Hope For Team Gleason

By: Victoria Trainor

A breakthrough in research on the causes of amyotrophic lateral sclerosis offers promise for an effective treatment.  ALS (amyotrophic lateral sclerosis), also known as Lou Gehrigs Disease is a neurodegenerative disease that attacks motor neurons in the brain and spinal cord that are necessary for voluntary muscle movement.


Researchers at Northwestern University, a private research facility in Illinois, have been studying several causes of ALS on a more cellular level. Understanding the biomedical mechanics of these causes is the basis for an effective treatment.


In ALS, cells in the nervous system start to deteriorate. They are unable to do their primary function, which is carrying brain signals to the body’s muscular system. Without these signals, patients eventually are plagued with paralysis. They will gradually lose the ability to move, speak, breathe, or swallow on their own. ALS does not affect the five senses.


The most common cause of the disease is said to be a result of the body’s inability to repair nerve cells which is called the protein degradation pathway. The damaged proteins build up in the cell, which end up blocking the pathway for transmission of brain signals which cause paralysis.


ALS is commonly diagnosed among people who are physically active, such as Steve Gleason, “Special Teams Player of the Year” for the New Orleans Saints.
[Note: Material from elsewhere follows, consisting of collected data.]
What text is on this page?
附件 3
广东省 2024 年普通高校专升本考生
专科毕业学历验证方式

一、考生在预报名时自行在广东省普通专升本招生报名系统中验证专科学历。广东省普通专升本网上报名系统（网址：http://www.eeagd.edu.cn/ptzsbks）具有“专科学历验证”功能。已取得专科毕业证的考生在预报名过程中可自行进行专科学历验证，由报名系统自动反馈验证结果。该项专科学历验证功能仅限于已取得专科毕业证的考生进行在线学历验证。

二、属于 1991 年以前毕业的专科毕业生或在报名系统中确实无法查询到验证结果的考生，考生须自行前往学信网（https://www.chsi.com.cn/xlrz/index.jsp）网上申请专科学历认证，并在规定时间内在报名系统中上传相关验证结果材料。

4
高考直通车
Gleason made the first score in the Saints first home game after Hurricane Katrina had devastated the city.


In January 2011, Steve Gleason was diagnosed with ALS. Today, he is an inspiration to everyone because of his commitment to helping those who suffer from neuromuscular diseases through the Gleason Initiative Foundation.

With no known treatments or cure, 50 percent of patients die within two to three years of their diagnosis. Now that researchers understand the cause, they can finally begin to design drugs that will be a game changer for this disease.